Coral species come in an amazing and impressive variety of shapes, sizes, colors, textures (soft or stony), and even reproductive schemes. The environments they live in also vary widely as different species of coral may live in shallow waters or deep depths, or warm tropical seas, or cold arctic oceans. Indeed, corals have been found in the North Atlantic Ocean northwest of Scotland, and along the Aleutian Islands archipelago in the northernmost reaches of the Pacific. All corals are animals, not plants (as was once argued in ancient times). Their taxonomic classification begins as follows;

  • Kingdom: Animalia
  • Phylum: Cnidaria
  • Class: Anthozoa

The classification under Anthozoa diverges greatly here. Tonight, the Owl is interested in one particular coral species which is further classified as;

  • Order: Zoantharia
  • Family: Parazoanthidae
  • Genus: Parazoanthus
  • Species: P. axinellae

Parazoanthus axinellae is a soft coral species, meaning it has no exoskeleton as stony corals do. Each polyp (the tube with tentacles in the picture) is a separate animal but they exist in a single interconnected colony. The tissue that connects them all together into one colony is the coenenchyme. Their native habitat is the Mediterranean Sea and the eastern Atlantic Ocean along the coasts of Europe and the United Kingdom.

The common name for P. axinellae is yellow encrusting anemone, but it’s not a true sea anemone. The two main differences between P. axinellae and the sea anemone is their different internal anatomies and the fact that P. axinellae possesses the coenenchyme, forming an actual colony. The colony may form on rock, disused worm tubes, or on living sea creatures including hydroids, gorgonians, and sponges.

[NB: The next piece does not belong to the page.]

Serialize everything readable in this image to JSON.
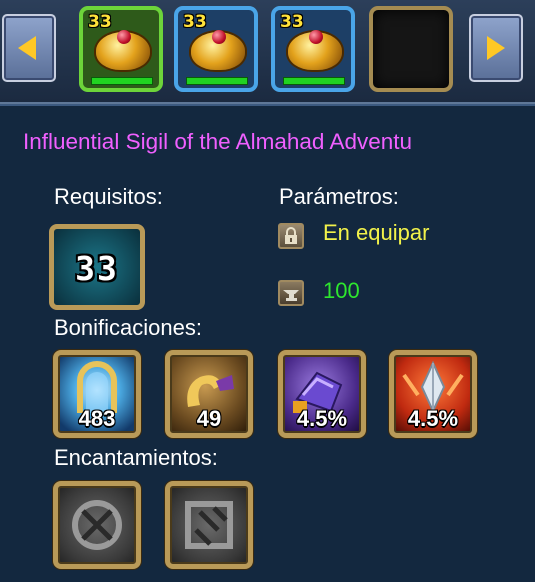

Each yellow encrusting anemone has between two and three dozen tentacles. The polyp tubes are small, no more than 20 millimeters (slightly more than 3/4 inch) long and 5 millimeters (less than 1/4 inch) in diameter.

Zoanthids, of which P. axinellae is a member, feed on plankton and particulates that pass by, floating on ocean currents. The tentacles sting their prey with palytoxin, a deadly organic poison. The polyp gathers additional nutrition through photosynthesis. This is possible through a symbiotic relationship with zooxanthellae, an algae that becomes an integrated part of the body of the animal.

Zoanthids are colorful, popular choices among hobbyists for salt water aquariums.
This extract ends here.